What strategies do you think are necessary for effective innovation through collaboration in this sector?
A collaboration between a corporate and a start-up in food is not at all easy to facilitate due to fundamental differences between these two opposites for example risk-taking, momentum or agility and market access. But still these collaborations are essential for the transformation needed in the industry, to my opinion the strategies or guidelines that will help to get started swiftly with a successful collaboration are first identifying growth areas at the intersection of market opportunity, then setting a bold vision, and fully understand, what this collaboration will entail to bring it to life meaning what should be true in terms of desirability, feasibility and viability. Most important is to develop key performance indicators and establish benchmarks for success. Throughout the collaboration when it’s a pilot; a PoC; a strategic investment or an incubation/acceleration program there has to be data capturing and feedback continuously for iteration to build up a body of evidence.
What do you think are the benefits of open innovation in the food industry?
Collaboration and partnerships between corporates and startups are important or mission-critical for innovation, these partnerships take a range of forms, including investment, incubation, acceleration, pilots and other contracts. These innovation base collaborations could infuse big corporates with the methods, tools and mindsets to increase the empathy, risk-taking and agility that drive disruption from within. Long-term, these partnerships may lead to a deeper relationship such as an acquisition, joint venture, or investment. Startups also find much value from these partnerships including inside industry expertise, connection to large customer bases and access to potential capital.

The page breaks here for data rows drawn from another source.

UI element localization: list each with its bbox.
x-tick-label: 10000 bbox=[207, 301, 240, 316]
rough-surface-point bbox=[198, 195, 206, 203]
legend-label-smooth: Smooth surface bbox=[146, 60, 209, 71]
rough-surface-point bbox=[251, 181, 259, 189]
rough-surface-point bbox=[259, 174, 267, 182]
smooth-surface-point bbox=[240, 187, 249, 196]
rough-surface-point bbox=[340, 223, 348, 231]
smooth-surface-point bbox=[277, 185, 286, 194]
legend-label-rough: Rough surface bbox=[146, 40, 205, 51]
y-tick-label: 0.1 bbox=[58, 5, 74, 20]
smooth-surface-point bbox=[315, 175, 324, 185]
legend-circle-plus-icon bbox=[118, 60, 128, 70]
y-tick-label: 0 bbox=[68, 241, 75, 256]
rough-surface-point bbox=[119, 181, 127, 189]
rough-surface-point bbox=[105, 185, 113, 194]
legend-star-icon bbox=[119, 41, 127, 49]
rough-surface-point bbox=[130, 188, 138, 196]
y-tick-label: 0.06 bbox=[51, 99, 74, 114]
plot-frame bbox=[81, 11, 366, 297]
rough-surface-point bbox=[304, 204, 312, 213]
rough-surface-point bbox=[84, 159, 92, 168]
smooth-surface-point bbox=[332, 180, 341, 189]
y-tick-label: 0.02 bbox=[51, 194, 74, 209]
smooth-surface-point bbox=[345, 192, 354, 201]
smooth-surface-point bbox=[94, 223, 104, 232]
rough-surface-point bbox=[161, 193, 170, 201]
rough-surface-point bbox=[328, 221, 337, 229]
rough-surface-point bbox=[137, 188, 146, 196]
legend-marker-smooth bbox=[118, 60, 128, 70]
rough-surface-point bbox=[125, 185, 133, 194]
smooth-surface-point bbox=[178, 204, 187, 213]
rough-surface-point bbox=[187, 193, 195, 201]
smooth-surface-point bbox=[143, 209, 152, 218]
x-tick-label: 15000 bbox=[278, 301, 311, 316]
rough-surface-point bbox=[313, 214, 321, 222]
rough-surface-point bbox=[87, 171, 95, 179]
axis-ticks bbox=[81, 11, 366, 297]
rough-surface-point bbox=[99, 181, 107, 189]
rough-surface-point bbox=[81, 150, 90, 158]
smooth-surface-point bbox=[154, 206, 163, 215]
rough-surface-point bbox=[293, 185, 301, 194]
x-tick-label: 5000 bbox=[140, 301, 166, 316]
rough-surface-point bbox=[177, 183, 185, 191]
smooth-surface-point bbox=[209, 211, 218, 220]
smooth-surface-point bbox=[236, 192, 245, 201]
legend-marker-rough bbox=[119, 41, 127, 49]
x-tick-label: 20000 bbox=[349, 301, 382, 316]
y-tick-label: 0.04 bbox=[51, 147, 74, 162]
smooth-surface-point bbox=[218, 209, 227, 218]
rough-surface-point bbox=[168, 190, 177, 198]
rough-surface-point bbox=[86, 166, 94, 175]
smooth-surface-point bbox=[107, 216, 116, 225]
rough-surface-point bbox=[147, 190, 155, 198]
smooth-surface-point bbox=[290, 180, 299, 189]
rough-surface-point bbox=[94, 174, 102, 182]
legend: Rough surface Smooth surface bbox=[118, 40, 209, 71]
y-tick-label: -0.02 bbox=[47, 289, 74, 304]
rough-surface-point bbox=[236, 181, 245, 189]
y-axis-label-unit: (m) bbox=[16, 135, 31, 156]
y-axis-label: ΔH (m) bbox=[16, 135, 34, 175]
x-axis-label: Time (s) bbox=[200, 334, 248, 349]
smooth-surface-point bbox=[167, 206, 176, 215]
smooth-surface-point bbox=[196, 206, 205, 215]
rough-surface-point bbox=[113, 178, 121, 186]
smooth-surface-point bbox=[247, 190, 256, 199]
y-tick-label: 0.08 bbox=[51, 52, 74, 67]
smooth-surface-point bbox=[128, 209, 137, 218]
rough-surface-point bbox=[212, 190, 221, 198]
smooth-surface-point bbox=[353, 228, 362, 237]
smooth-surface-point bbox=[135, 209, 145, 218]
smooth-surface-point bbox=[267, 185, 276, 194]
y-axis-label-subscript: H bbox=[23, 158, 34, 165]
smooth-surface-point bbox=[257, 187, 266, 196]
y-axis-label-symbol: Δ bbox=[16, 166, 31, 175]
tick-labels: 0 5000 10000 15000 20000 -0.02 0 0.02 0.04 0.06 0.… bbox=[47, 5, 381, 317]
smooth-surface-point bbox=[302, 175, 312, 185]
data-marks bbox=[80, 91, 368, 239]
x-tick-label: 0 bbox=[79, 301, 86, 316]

What do you believe are the most important elements of successful open innovation projects in the food industry?
To make it work both parties should treat it as a partnership, be open for learning and embrace the differences. Moreover, interpersonal relations play an important role, first and foremost, a collaboration between a startup and a major group is a question of mutual understanding. After all, before it affects two legal entities, it starts out by affecting people from both the company and the startup. For me, there are three areas that are important to the success of a collaboration between corporates and start-ups: (a) Sharing goals (b) Finding a common language and common ground where the value is built (c) Using the right toolkit and collaboration approach: finding the right approach and toolkit starts from understanding goals.